So how did this all start?

So how did this all start?

For beginners, I’ve always been an artist.  My first commercial piece of art was done clear back when the series Stranger Things is set.  Yah, I’m that old.  But honestly, its been a talent I’ve had for some time that I never, wholeheartedly pursued, until now.  And why now?

Back in late April of ’25 I contracted C19 for the 3rd time.  This time, however, it did some damage.  This bout of C19 brought along a little friend called pneumonia, but a particularly nasty strain that was MRSA based.  Long story condensed, the C19 damaged my heart and the MRSA damaged my lungs.

I worked with the medical professionals for months, burning through all my accrued sick time, additional vacation time, personal time and comp time.  We then switched to FMLA and exhausted that.  All the while, medical test after medical test was showing damage, but no causation.

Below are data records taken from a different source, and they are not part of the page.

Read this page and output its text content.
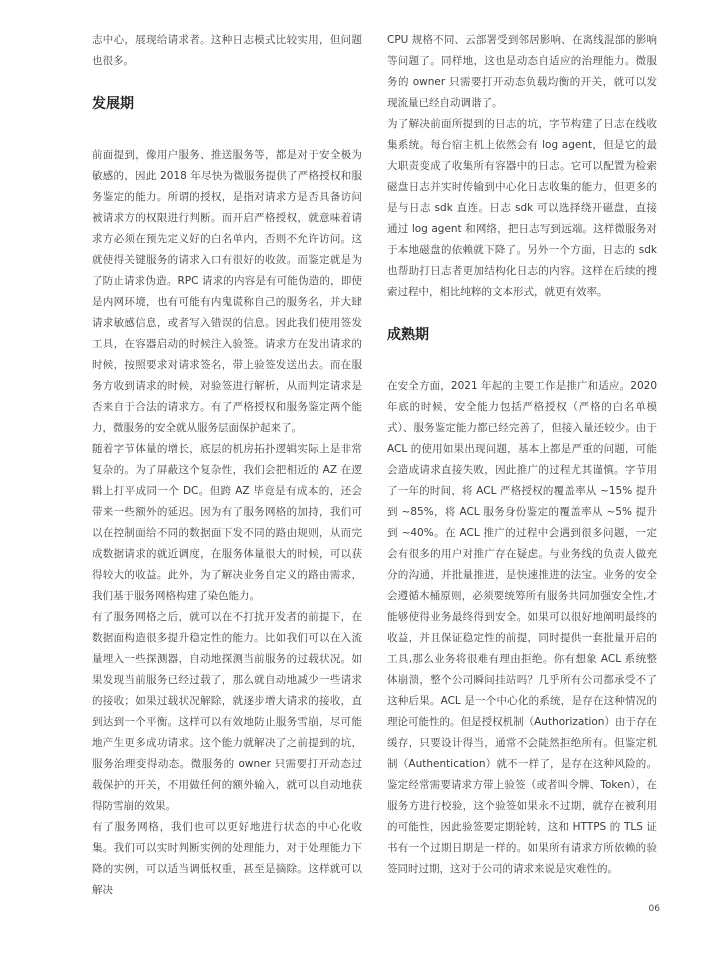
志中心，展现给请求者。这种日志模式比较实用，但问题也很多。

发展期

前面提到，像用户服务、推送服务等，都是对于安全极为敏感的，因此 2018 年尽快为微服务提供了严格授权和服务鉴定的能力。所谓的授权，是指对请求方是否具备访问被请求方的权限进行判断。而开启严格授权，就意味着请求方必须在预先定义好的白名单内，否则不允许访问。这就使得关键服务的请求入口有很好的收敛。而鉴定就是为了防止请求伪造。RPC 请求的内容是有可能伪造的，即使是内网环境，也有可能有内鬼谎称自己的服务名，并大肆请求敏感信息，或者写入错误的信息。因此我们使用签发工具，在容器启动的时候注入验签。请求方在发出请求的时候，按照要求对请求签名，带上验签发送出去。而在服务方收到请求的时候，对验签进行解析，从而判定请求是否来自于合法的请求方。有了严格授权和服务鉴定两个能力，微服务的安全就从服务层面保护起来了。

随着字节体量的增长，底层的机房拓扑逻辑实际上是非常复杂的。为了屏蔽这个复杂性，我们会把相近的 AZ 在逻辑上打平成同一个 DC。但跨 AZ 毕竟是有成本的，还会带来一些额外的延迟。因为有了服务网格的加持，我们可以在控制面给不同的数据面下发不同的路由规则，从而完成数据请求的就近调度，在服务体量很大的时候，可以获得较大的收益。此外，为了解决业务自定义的路由需求，我们基于服务网格构建了染色能力。

有了服务网格之后，就可以在不打扰开发者的前提下，在数据面构造很多提升稳定性的能力。比如我们可以在入流量埋入一些探测器，自动地探测当前服务的过载状况。如果发现当前服务已经过载了，那么就自动地减少一些请求的接收；如果过载状况解除，就逐步增大请求的接收，直到达到一个平衡。这样可以有效地防止服务雪崩，尽可能地产生更多成功请求。这个能力就解决了之前提到的坑，服务治理变得动态。微服务的 owner 只需要打开动态过载保护的开关，不用做任何的额外输入，就可以自动地获得防雪崩的效果。

有了服务网格，我们也可以更好地进行状态的中心化收集。我们可以实时判断实例的处理能力，对于处理能力下降的实例，可以适当调低权重，甚至是摘除。这样就可以解决

CPU 规格不同、云部署受到邻居影响、在离线混部的影响等问题了。同样地，这也是动态自适应的治理能力。微服务的 owner 只需要打开动态负载均衡的开关，就可以发现流量已经自动调谐了。

为了解决前面所提到的日志的坑，字节构建了日志在线收集系统。每台宿主机上依然会有 log agent，但是它的最大职责变成了收集所有容器中的日志。它可以配置为检索磁盘日志并实时传输到中心化日志收集的能力，但更多的是与日志 sdk 直连。日志 sdk 可以选择绕开磁盘，直接通过 log agent 和网络，把日志写到远端。这样微服务对于本地磁盘的依赖就下降了。另外一个方面，日志的 sdk 也帮助打日志者更加结构化日志的内容。这样在后续的搜索过程中，相比纯粹的文本形式，就更有效率。

成熟期

在安全方面，2021 年起的主要工作是推广和适应。2020 年底的时候，安全能力包括严格授权（严格的白名单模式）、服务鉴定能力都已经完善了，但接入量还较少。由于 ACL 的使用如果出现问题，基本上都是严重的问题，可能会造成请求直接失败，因此推广的过程尤其谨慎。字节用了一年的时间，将 ACL 严格授权的覆盖率从 ~15% 提升到 ~85%，将 ACL 服务身份鉴定的覆盖率从 ~5% 提升到 ~40%。在 ACL 推广的过程中会遇到很多问题，一定会有很多的用户对推广存在疑虑。与业务线的负责人做充分的沟通，并批量推进，是快速推进的法宝。业务的安全会遵循木桶原则，必须要统筹所有服务共同加强安全性,才能够使得业务最终得到安全。如果可以很好地阐明最终的收益，并且保证稳定性的前提，同时提供一套批量开启的工具,那么业务将很难有理由拒绝。你有想象 ACL 系统整体崩溃，整个公司瞬间挂站吗？几乎所有公司都承受不了这种后果。ACL 是一个中心化的系统，是存在这种情况的理论可能性的。但是授权机制（Authorization）由于存在缓存，只要设计得当，通常不会陡然拒绝所有。但鉴定机制（Authentication）就不一样了，是存在这种风险的。鉴定经常需要请求方带上验签（或者叫令牌、Token），在服务方进行校验，这个验签如果永不过期，就存在被利用的可能性，因此验签要定期轮转，这和 HTTPS 的 TLS 证书有一个过期日期是一样的。如果所有请求方所依赖的验签同时过期，这对于公司的请求来说是灾难性的。

06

Eventually, I got to an endocrinologist who said this strain of C19 is damaging the mitochondria in the cells of certain people who contracted it.  I was one of those fortunate ones.  So cardiology could not explain the issues with my heart and its strange irregular rhythms.  I walked away from those tests with the cardiologist saying there was “No cardiac reason for what your heart is doing.”  Additionally, I have damaged lungs.  Tests show I have about a 15% loss of lung function. On its face, 15% doesnt sound so bad, until you are on a treadmill or stairclimber.

Additionally, I developed significant tremors.  On days that the tremors are bad, one can hear it in my voice and handwriting becomes impossible . . . let alone holding a brush or pencil.  On top of the tremors, life sprinkled in significant muscle weakness and mental malaise, headaches, and ocular migraines.  All because my mitochondria cant use the oxygen and nutrients efficiently.

So whats the fix?  Nobody in the medical field where I live has an answer.  They know what causes it, but not how to fix it.  To the credit of my Dr. (a fantastic provider) she suggested I try infusions from a local provider.  To this point, those provide the most significant relief I’ve been able to find but only last 4 to 5 months before the symptoms return with a vengeance.

So, the job I loved, the profession I’d poured my heart into was no longer a viable means to an end.  I would be putting a significant number of people in harms way if I tried to sweep this all under the rug and press on.  And why would I even consider trying to push the issue?

Retirement.

I was only 4 years from the finish line.  Four short years to full retirement.  As it turns out, I couldn’t do a medical retirement as the pension people required I be 100% disabled in order to collect my full pension.  Well, I was 100% disabled for what I did as a profession, but they said I had to be 100% disabled period.  Unable to work at all.  To me, 100% disabled meant I was dead.  But I was far from it.  I still have a ton of life left to live. I still want to drive the final setting sun of my life into the ground.

So my employer found a temporary gig for me.  “Light duty”.  And it worked, until I didn’t.  I will admit that when I got sick, I had a sincere sense that this was not going to end well for me.  Despite leadership telling me not to worry about retirement and that they’d find a place for me to finish the next 4 years, and cross the finish line to get my full retirement, I remember thinking, “Thats nice, I appreciate that, but I dont think you can say that.”  The HR department would have a say . . . a final say in whatever happened to me.  And as it turned out, I was the expendable asset I feared I had become.